As I was about to make some boring quinoa and veggies for lunch, this recipe on the Trader Joe's quinoa package caught my eye. I realized quickly that I had most of the ingredients involved, and decided to try it. Deliciousness ensued. Here is my slightly altered version of their recipe.
Ingredients:
1 cup dry quinoa
2 cups vegetable broth
Olive oil
1 large red pepper, diced
2 cloves garlic, minced
1/4 cup diced onions or shallots
1 can black beans
1 cup bread crumbs
1/2 t salt
1/2 t pepper
Bring 2 cups vegetable broth to boil. Add quinoa, reduce heat, and simmer for 10-15 minutes or until all liquid is aborbed.
While the quinoa is cooking, dice the onion and pepper. I chose to be lazy today and just used the food processor. Heat 2-3 tablespoons olive oil in the skillet, and sauté onions, red pepper, and garlic until soft. Remove from heat and allow to cool.
Drain and rinse one can black beans in a strainer or colander, rinsing until water runs clear. Coarsely chop the black beans in a food processor.

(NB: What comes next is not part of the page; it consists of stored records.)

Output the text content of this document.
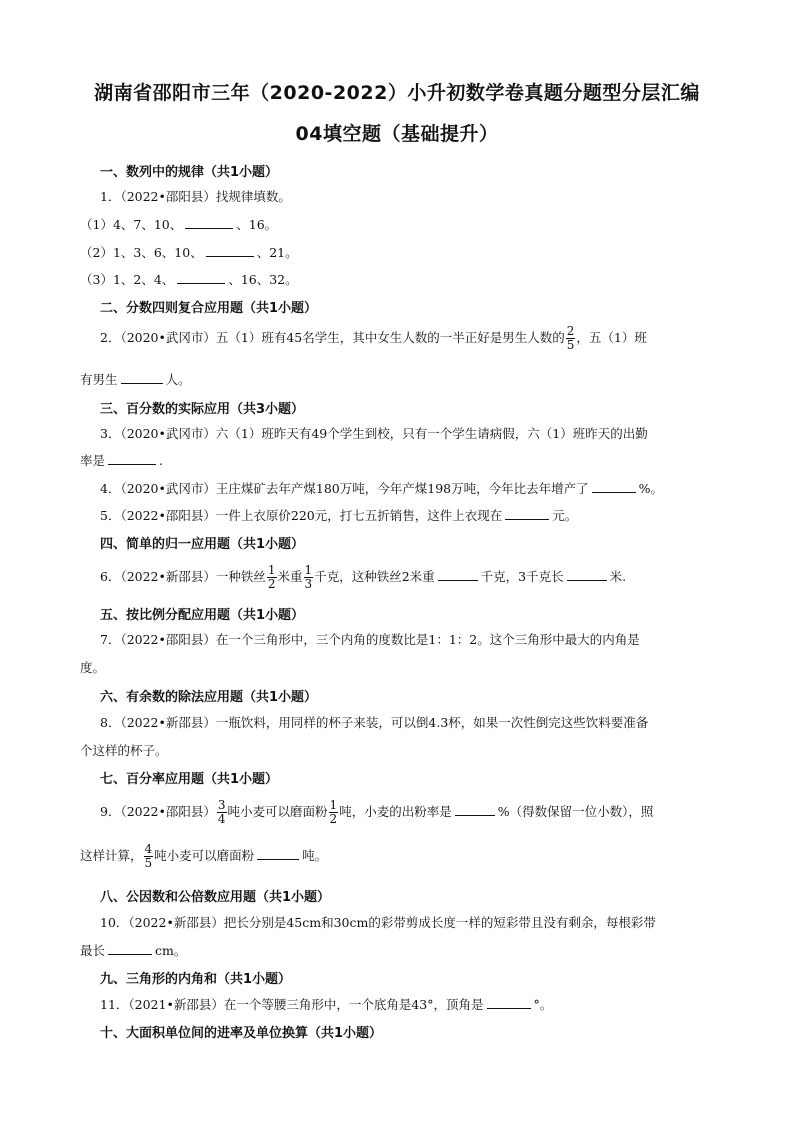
湖南省邵阳市三年（2020-2022）小升初数学卷真题分题型分层汇编
04填空题（基础提升）
一、数列中的规律（共1小题）
1．（2022•邵阳县）找规律填数。
（1）4、7、10、	、16。
（2）1、3、6、10、	、21。
（3）1、2、4、	、16、32。
二、分数四则复合应用题（共1小题）
2．（2020•武冈市）五（1）班有45名学生，其中女生人数的一半正好是男生人数的 $\frac{2}{5}$ ，五（1）班
有男生	人。
三、百分数的实际应用（共3小题）
3．（2020•武冈市）六（1）班昨天有49个学生到校，只有一个学生请病假，六（1）班昨天的出勤
率是	.
4．（2020•武冈市）王庄煤矿去年产煤180万吨，今年产煤198万吨，今年比去年增产了	%。
5．（2022•邵阳县）一件上衣原价220元，打七五折销售，这件上衣现在	元。
四、简单的归一应用题（共1小题）
6．（2022•新邵县）一种铁丝 $\frac{1}{2}$ 米重 $\frac{1}{3}$ 千克，这种铁丝2米重	千克，3千克长	米.
五、按比例分配应用题（共1小题）
7．（2022•邵阳县）在一个三角形中，三个内角的度数比是1：1：2。这个三角形中最大的内角是
度。
六、有余数的除法应用题（共1小题）
8．（2022•新邵县）一瓶饮料，用同样的杯子来装，可以倒4.3杯，如果一次性倒完这些饮料要准备
个这样的杯子。
七、百分率应用题（共1小题）
9．（2022•邵阳县） $\frac{3}{4}$ 吨小麦可以磨面粉 $\frac{1}{2}$ 吨，小麦的出粉率是	%（得数保留一位小数），照
这样计算， $\frac{4}{5}$ 吨小麦可以磨面粉	吨。
八、公因数和公倍数应用题（共1小题）
10．（2022•新邵县）把长分别是45cm和30cm的彩带剪成长度一样的短彩带且没有剩余，每根彩带
最长	cm。
九、三角形的内角和（共1小题）
11．（2021•新邵县）在一个等腰三角形中，一个底角是43°，顶角是	°。
十、大面积单位间的进率及单位换算（共1小题）
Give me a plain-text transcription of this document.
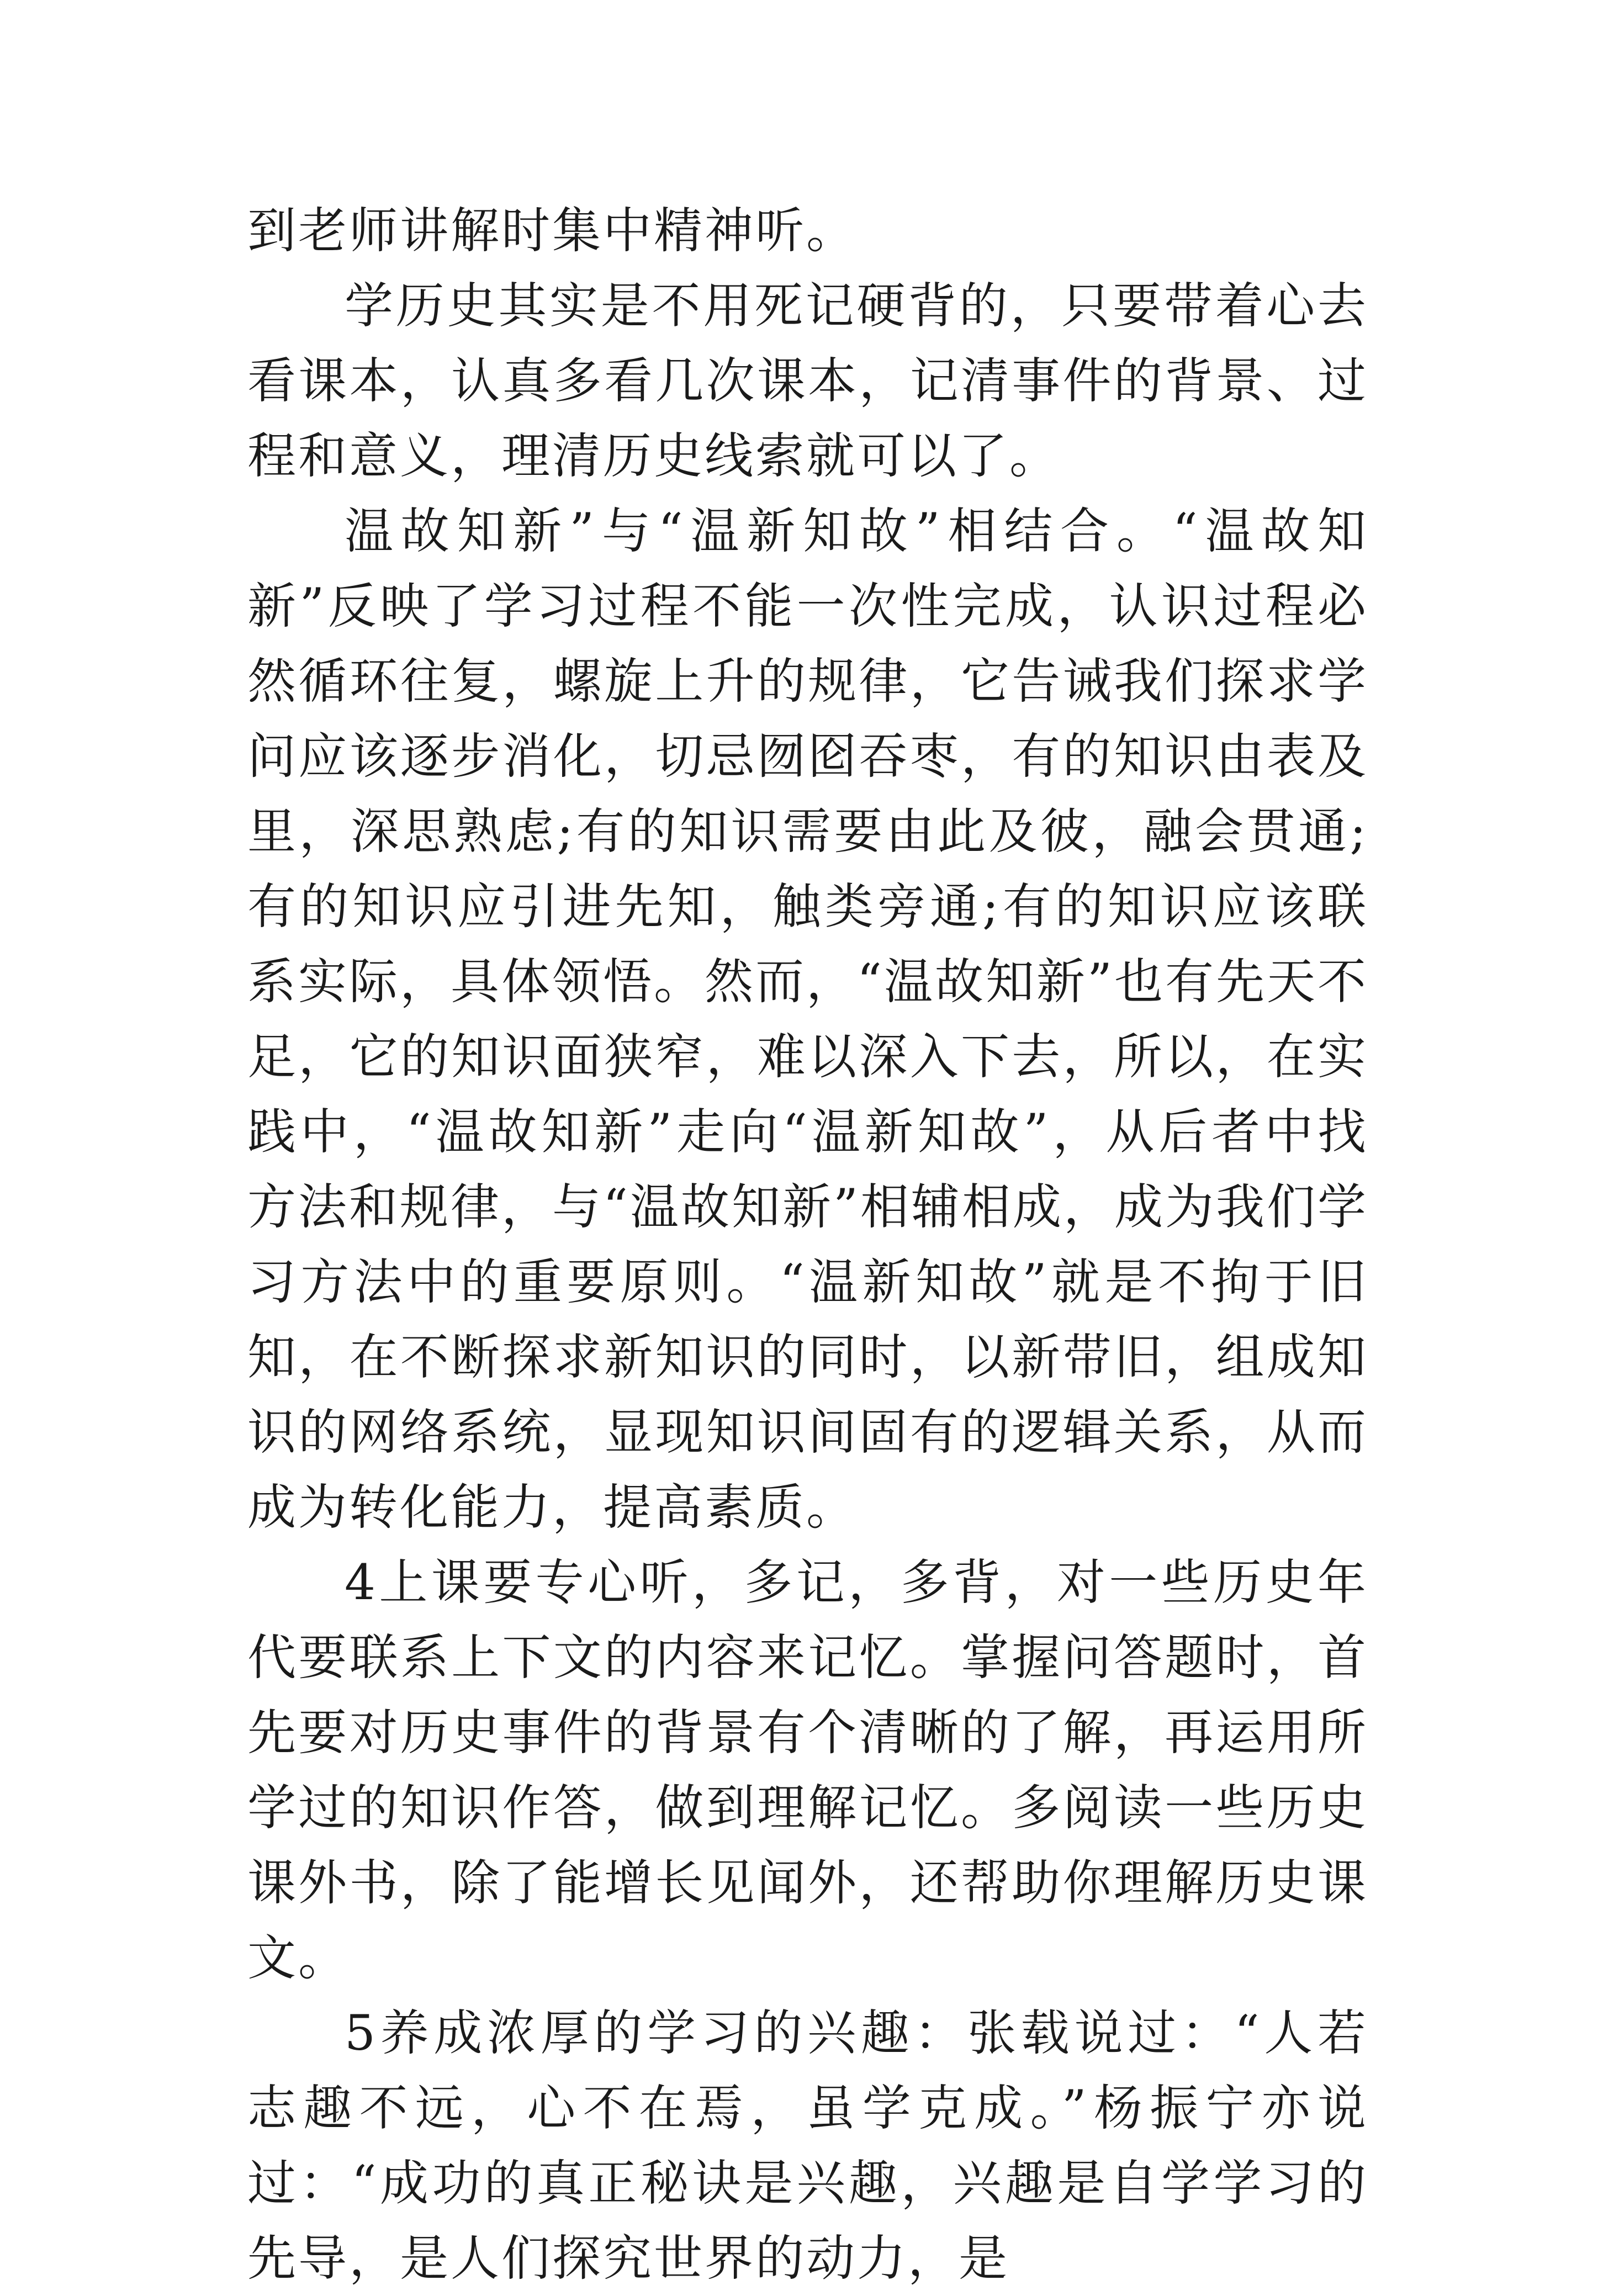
到老师讲解时集中精神听。

学历史其实是不用死记硬背的，只要带着心去看课本，认真多看几次课本，记清事件的背景、过程和意义，理清历史线索就可以了。

温故知新”与“温新知故”相结合。“温故知新”反映了学习过程不能一次性完成，认识过程必然循环往复，螺旋上升的规律，它告诫我们探求学问应该逐步消化，切忌囫囵吞枣，有的知识由表及里，深思熟虑;有的知识需要由此及彼，融会贯通;有的知识应引进先知，触类旁通;有的知识应该联系实际，具体领悟。然而，“温故知新”也有先天不足，它的知识面狭窄，难以深入下去，所以，在实践中，“温故知新”走向“温新知故”，从后者中找方法和规律，与“温故知新”相辅相成，成为我们学习方法中的重要原则。“温新知故”就是不拘于旧知，在不断探求新知识的同时，以新带旧，组成知识的网络系统，显现知识间固有的逻辑关系，从而成为转化能力，提高素质。

4上课要专心听，多记，多背，对一些历史年代要联系上下文的内容来记忆。掌握问答题时，首先要对历史事件的背景有个清晰的了解，再运用所学过的知识作答，做到理解记忆。多阅读一些历史课外书，除了能增长见闻外，还帮助你理解历史课文。

5养成浓厚的学习的兴趣：张载说过：“人若志趣不远，心不在焉，虽学克成。”杨振宁亦说过：“成功的真正秘诀是兴趣，兴趣是自学学习的先导，是人们探究世界的动力，是
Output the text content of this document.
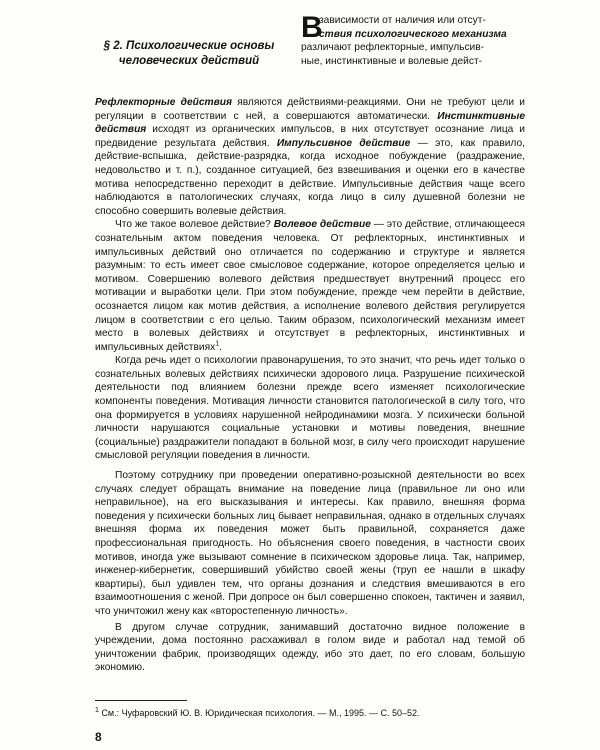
§ 2. Психологические основы человеческих действий
В

зависимости от наличия или отсут-

ствия психологического механизма

различают рефлекторные, импульсив-

ные, инстинктивные и волевые дейст-

Рефлекторные действия являются действиями-реакциями. Они не требуют цели и регуляции в соответствии с ней, а совершаются автоматически. Инстинктивные действия исходят из органических импульсов, в них отсутствует осознание лица и предвидение результата действия. Импульсивное действие — это, как правило, действие-вспышка, действие-разрядка, когда исходное побуждение (раздражение, недовольство и т. п.), созданное ситуацией, без взвешивания и оценки его в качестве мотива непосредственно переходит в действие. Импульсивные действия чаще всего наблюдаются в патологических случаях, когда лицо в силу душевной болезни не способно совершить волевые действия.

Что же такое волевое действие? Волевое действие — это действие, отличающееся сознательным актом поведения человека. От рефлекторных, инстинктивных и импульсивных действий оно отличается по содержанию и структуре и является разумным: то есть имеет свое смысловое содержание, которое определяется целью и мотивом. Совершению волевого действия предшествует внутренний процесс его мотивации и выработки цели. При этом побуждение, прежде чем перейти в действие, осознается лицом как мотив действия, а исполнение волевого действия регулируется лицом в соответствии с его целью. Таким образом, психологический механизм имеет место в волевых действиях и отсутствует в рефлекторных, инстинктивных и импульсивных действиях$^1$.

Когда речь идет о психологии правонарушения, то это значит, что речь идет только о сознательных волевых действиях психически здорового лица. Разрушение психической деятельности под влиянием болезни прежде всего изменяет психологические компоненты поведения. Мотивация личности становится патологической в силу того, что она формируется в условиях нарушенной нейродинамики мозга. У психически больной личности нарушаются социальные установки и мотивы поведения, внешние (социальные) раздражители попадают в больной мозг, в силу чего происходит нарушение смысловой регуляции поведения в личности.

Поэтому сотруднику при проведении оперативно-розыскной деятельности во всех случаях следует обращать внимание на поведение лица (правильное ли оно или неправильное), на его высказывания и интересы. Как правило, внешняя форма поведения у психически больных лиц бывает неправильная, однако в отдельных случаях внешняя форма их поведения может быть правильной, сохраняется даже профессиональная пригодность. Но объяснения своего поведения, в частности своих мотивов, иногда уже вызывают сомнение в психическом здоровье лица. Так, например, инженер-кибернетик, совершивший убийство своей жены (труп ее нашли в шкафу квартиры), был удивлен тем, что органы дознания и следствия вмешиваются в его взаимоотношения с женой. При допросе он был совершенно спокоен, тактичен и заявил, что уничтожил жену как «второстепенную личность».

В другом случае сотрудник, занимавший достаточно видное положение в учреждении, дома постоянно расхаживал в голом виде и работал над темой об уничтожении фабрик, производящих одежду, ибо это дает, по его словам, большую экономию.

$^1$ См.: Чуфаровский Ю. В. Юридическая психология. — М., 1995. — С. 50–52.
8
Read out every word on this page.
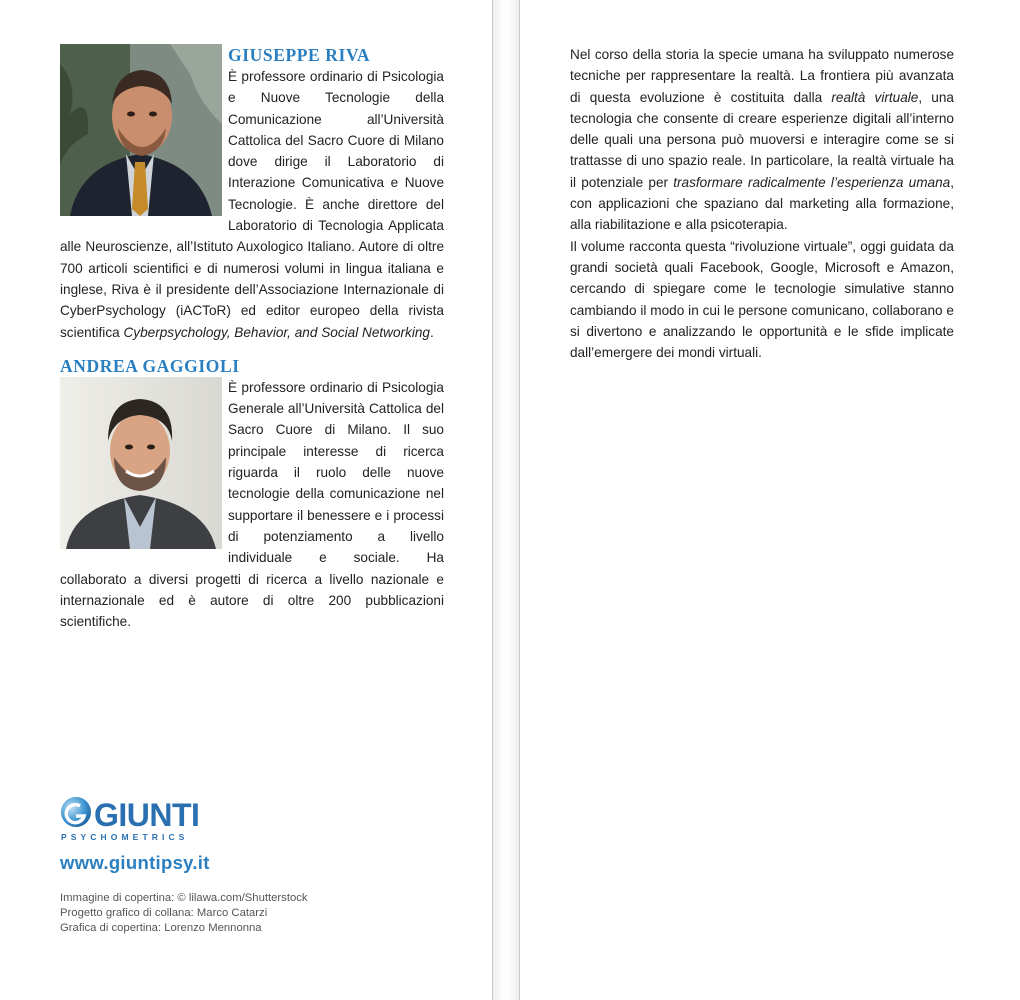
GIUSEPPE RIVA

È professore ordinario di Psicologia e Nuove Tecnologie della Comunicazione all’Università Cattolica del Sacro Cuore di Milano dove dirige il Laboratorio di Interazione Comunicativa e Nuove Tecnologie. È anche direttore del Laboratorio di Tecnologia Applicata alle Neuroscienze, all’Istituto Auxologico Italiano. Autore di oltre 700 articoli scientifici e di numerosi volumi in lingua italiana e inglese, Riva è il presidente dell’Associazione Internazionale di CyberPsychology (iACToR) ed editor europeo della rivista scientifica Cyberpsychology, Behavior, and Social Networking.

ANDREA GAGGIOLI

È professore ordinario di Psicologia Generale all’Università Cattolica del Sacro Cuore di Milano. Il suo principale interesse di ricerca riguarda il ruolo delle nuove tecnologie della comunicazione nel supportare il benessere e i processi di potenziamento a livello individuale e sociale. Ha collaborato a diversi progetti di ricerca a livello nazionale e internazionale ed è autore di oltre 200 pubblicazioni scientifiche.

Nel corso della storia la specie umana ha sviluppato numerose tecniche per rappresentare la realtà. La frontiera più avanzata di questa evoluzione è costituita dalla realtà virtuale, una tecnologia che consente di creare esperienze digitali all’interno delle quali una persona può muoversi e interagire come se si trattasse di uno spazio reale. In particolare, la realtà virtuale ha il potenziale per trasformare radicalmente l’esperienza umana, con applicazioni che spaziano dal marketing alla formazione, alla riabilitazione e alla psicoterapia.

Il volume racconta questa “rivoluzione virtuale”, oggi guidata da grandi società quali Facebook, Google, Microsoft e Amazon, cercando di spiegare come le tecnologie simulative stanno cambiando il modo in cui le persone comunicano, collaborano e si divertono e analizzando le opportunità e le sfide implicate dall’emergere dei mondi virtuali.

GIUNTI
PSYCHOMETRICS

www.giuntipsy.it

Immagine di copertina: © lilawa.com/Shutterstock
Progetto grafico di collana: Marco Catarzi
Grafica di copertina: Lorenzo Mennonna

Combine cooked onions, red pepper, garlic, and chopped beans in a mixing bowl. Add cooked quinoa, bread crumbs, salt and pepper, and mix well. Allow to cool until you feel comfortable handling the mixture with your hands.
Line two baking sheets with wax paper. Using your hands and a spatula or large spoon, scoop up about a handful of the mixture and form into a ball, about the size of a large meatball. Drop the ball onto the wax paper and flatten carefully with your hands, making a patty about 3/4" to an inch thick. Continue until all mixture has been used (makes about 10 patties).
Place baking trays in refrigerator and chill the patties for 10 minutes. When patties are cool, drizzle about 2-3 tablespoons of olive oil in a skillet and heat on medium-high heat. When hot, cook patties about 5 minutes per side in skillet, until each side is browned.
Cook only as many patties as you plan on eating for this meal. Remaining patties can be refrigerated or frozen, stacked 3-4 patties high with wax paper in between in an airtight container.
I recommend serving these burgers either bread-free with avocado slices on top, or as a sandwich with toasted bread, mayonnaise, and sliced avocados or guacamole.
These look a lot like the bean burgers I made a couple weeks back, but with quinoa in them! That's a good way to make something healthy even healthier :)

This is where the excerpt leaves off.